20 Years of Landscape Change: Apr 11-June 11

Mount Kerkeslin and the Athabasca River

Exhibition of a series of in-situ paintings by Rob Shields of Mount Kerkeslin seen from the Athabasca River in the Canadian Rockiesʻ at the Jasper Yellowhead Museum, 400 Bonhomme St. Jasper Alberta.

I returned to the same spot over twenty years, making sketches of Mount Kerkeslin in the Canadian Rockies just south of Jasper from a beach along the Athabasca River. These paintings continue a tradition of “plein aire” sketching in the mountains and in Canadian landscape art generally. The paintings unintentionally reflect what drew my attention that day. They show the light and colours, the limits and conditions on site when they are made, sometimes being altered or damaged by rain and snow.

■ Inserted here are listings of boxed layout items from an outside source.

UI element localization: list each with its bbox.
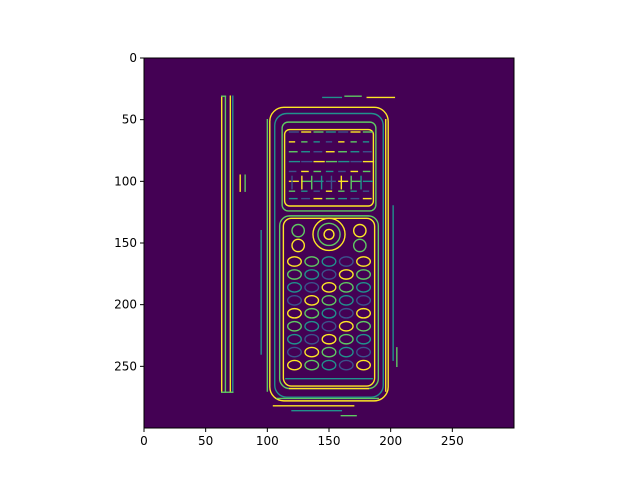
edge-key xyxy=(338,256,354,267)
edge-key xyxy=(321,282,337,293)
edge-outline xyxy=(269,106,389,402)
edge-key xyxy=(356,333,372,345)
x-tick-label: 100 xyxy=(256,434,279,448)
edge-circle xyxy=(323,228,335,241)
edge-image-background xyxy=(144,58,514,428)
edge-key xyxy=(321,346,337,358)
edge-key xyxy=(338,307,354,319)
edge-key xyxy=(321,294,337,306)
y-tick-label: 100 xyxy=(114,174,137,188)
edge-key xyxy=(304,269,320,280)
y-tick-label: 250 xyxy=(114,359,137,373)
edge-circle xyxy=(317,222,341,247)
edge-key xyxy=(286,359,302,371)
edge-key xyxy=(286,307,302,319)
edge-key xyxy=(286,256,302,267)
edge-key xyxy=(286,294,302,306)
edge-key xyxy=(304,346,320,358)
edge-key xyxy=(304,320,320,332)
x-tick-label: 0 xyxy=(140,434,148,448)
edge-key xyxy=(286,269,302,280)
edge-key xyxy=(356,269,372,280)
y-tick-label: 0 xyxy=(129,51,137,65)
edge-key xyxy=(356,320,372,332)
edge-key xyxy=(321,269,337,280)
edge-circle xyxy=(352,238,367,253)
edge-key xyxy=(321,256,337,267)
edge-key xyxy=(304,359,320,371)
edge-circle xyxy=(352,223,367,238)
x-tick-label: 150 xyxy=(318,434,341,448)
y-axis-ticks: 0 50 100 150 200 250 xyxy=(114,51,144,373)
edge-circle xyxy=(312,217,346,252)
edge-key xyxy=(356,307,372,319)
edge-key xyxy=(338,346,354,358)
edge-outline xyxy=(281,121,377,212)
edge-circle xyxy=(291,238,306,253)
edge-key xyxy=(338,282,354,293)
x-tick-label: 50 xyxy=(198,434,213,448)
edge-key xyxy=(356,346,372,358)
edge-outline xyxy=(274,112,384,398)
edge-key xyxy=(338,269,354,280)
edge-key xyxy=(356,256,372,267)
x-tick-label: 250 xyxy=(441,434,464,448)
edge-key xyxy=(286,320,302,332)
edge-key xyxy=(338,294,354,306)
x-axis-ticks: 0 50 100 150 200 250 xyxy=(140,428,464,448)
y-tick-label: 150 xyxy=(114,236,137,250)
edge-key xyxy=(286,346,302,358)
edge-circle xyxy=(291,223,306,238)
y-tick-label: 50 xyxy=(122,113,137,127)
edge-key xyxy=(356,359,372,371)
edge-key xyxy=(338,359,354,371)
edge-key xyxy=(321,320,337,332)
edge-key xyxy=(356,282,372,293)
edge-key xyxy=(338,320,354,332)
edge-outline xyxy=(283,128,375,207)
edge-key xyxy=(286,333,302,345)
edge-key xyxy=(304,307,320,319)
edge-key xyxy=(304,333,320,345)
plot-area xyxy=(143,57,515,429)
edge-key xyxy=(304,294,320,306)
edge-map xyxy=(220,95,398,417)
edge-key xyxy=(304,282,320,293)
x-tick-label: 200 xyxy=(379,434,402,448)
edge-key xyxy=(321,307,337,319)
y-tick-label: 200 xyxy=(114,298,137,312)
edge-key xyxy=(304,256,320,267)
edge-key xyxy=(286,282,302,293)
edge-key xyxy=(356,294,372,306)
edge-key xyxy=(321,359,337,371)
edge-key xyxy=(321,333,337,345)
edge-key xyxy=(338,333,354,345)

Intended as personal sketches, over time the paintings record changes in the environment, including the impact of major events such as the Mountain Pine Beetle infestation from 2005-2021 and the 2024 Jasper Wildfire.

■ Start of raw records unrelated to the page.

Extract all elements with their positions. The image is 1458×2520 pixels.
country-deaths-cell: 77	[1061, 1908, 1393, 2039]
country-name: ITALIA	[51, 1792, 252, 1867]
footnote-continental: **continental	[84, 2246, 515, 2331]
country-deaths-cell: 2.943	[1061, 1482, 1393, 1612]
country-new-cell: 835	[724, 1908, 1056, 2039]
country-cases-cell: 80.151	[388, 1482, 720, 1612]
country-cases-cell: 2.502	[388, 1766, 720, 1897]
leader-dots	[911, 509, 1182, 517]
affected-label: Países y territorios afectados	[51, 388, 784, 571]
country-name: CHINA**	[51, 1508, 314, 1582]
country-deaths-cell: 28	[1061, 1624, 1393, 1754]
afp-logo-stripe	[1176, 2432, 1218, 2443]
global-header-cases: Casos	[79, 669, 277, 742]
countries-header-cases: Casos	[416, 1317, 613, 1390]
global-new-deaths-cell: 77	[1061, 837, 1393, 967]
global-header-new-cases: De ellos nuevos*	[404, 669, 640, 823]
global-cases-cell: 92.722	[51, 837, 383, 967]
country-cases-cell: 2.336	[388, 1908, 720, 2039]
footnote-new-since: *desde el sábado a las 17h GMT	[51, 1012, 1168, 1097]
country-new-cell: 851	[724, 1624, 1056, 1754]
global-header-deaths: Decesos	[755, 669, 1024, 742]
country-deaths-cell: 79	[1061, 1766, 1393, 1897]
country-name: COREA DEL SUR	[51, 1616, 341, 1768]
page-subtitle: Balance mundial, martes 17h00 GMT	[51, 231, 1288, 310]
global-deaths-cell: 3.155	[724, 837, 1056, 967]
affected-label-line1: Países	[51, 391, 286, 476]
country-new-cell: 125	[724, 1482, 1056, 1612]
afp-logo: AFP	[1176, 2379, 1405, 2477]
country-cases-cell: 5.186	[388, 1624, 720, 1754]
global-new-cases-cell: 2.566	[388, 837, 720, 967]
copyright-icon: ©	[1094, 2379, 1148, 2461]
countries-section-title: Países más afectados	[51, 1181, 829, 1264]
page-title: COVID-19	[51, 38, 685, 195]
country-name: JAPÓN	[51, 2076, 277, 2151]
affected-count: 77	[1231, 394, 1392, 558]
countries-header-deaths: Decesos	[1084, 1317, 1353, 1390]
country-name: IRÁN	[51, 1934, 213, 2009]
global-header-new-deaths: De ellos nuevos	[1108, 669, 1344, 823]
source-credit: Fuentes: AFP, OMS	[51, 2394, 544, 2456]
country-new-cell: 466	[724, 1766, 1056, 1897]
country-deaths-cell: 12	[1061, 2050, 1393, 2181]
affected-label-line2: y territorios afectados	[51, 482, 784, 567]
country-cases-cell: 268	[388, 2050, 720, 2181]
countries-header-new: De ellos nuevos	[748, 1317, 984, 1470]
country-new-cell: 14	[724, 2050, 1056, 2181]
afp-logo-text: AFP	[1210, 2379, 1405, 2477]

These paintings are presented as a tribute to the resilience of the mountain ecosystems and the community of Jasper. The first Paintings show how the view looked from 2005 to about 2012.

Rob Shields sketches and paints in watercolour. Although trained in architecture, he researches images of places and landscape and our sense of social and cultural space. He has taught in geography, social sciences and art at University of Alberta since 2004 where he holds the Henry Marshall Tory Research Chair, named after the University’s founder.

Mountain Pine Beetle 2014-20

The Mountain Pine Beetle affected Jasper National Park primarily from 2014 to 2020.

The beetles are indigenous to the west coast and lodgepole pines common in British Columbia. However, their population increased due to warm winters when they were able to overwinter just below the bark of trees. Blown over the Rockies by summer windstorms, the Mountain Pine Beetles expanded their diet to Jack Pines to infest more that 2.4 million hectares (5.93 million acres) of forest in Alberta by 2019, killing nearly all of the pine trees in affected areas including Jasper.

Paintings from the late twenty-‘teens illustrate the impact of the beetles. The colour of trees that were attacked changed to a lighter green, while the needles of those that were infested changed to a purplish-red, becoming grey over time as the forests died.

Jasper Wildfire 2024

For millennia, forest fires were a recurrent feature of the mountain landscape. Historical photographs reflect this. They show the patchiness of tree cover in the mountain valleys. Warmer and dryer summers with high winds dried out the forests of the National Park. While there is debate about whether or not the dead pine trees worsened the fire risk, dried out forest floor vegetation, hot dry weather and wind spread the fire uncontrollably once started. The 2024 Wildfire arrived unexpectedly and spread rapidly in Jasper National Park.

The black and brown in recent paintings use the charcoal twigs of trees burnt on site in the 2024 Wildfire.

Three additional sketches after the 2024 fire show parts of the third of Jasper that was burnt, including the Anglican church, surrounded by omnipresent blue temporary fencing.

An artistʻs statement and brochure will be posted at the end of March 2026.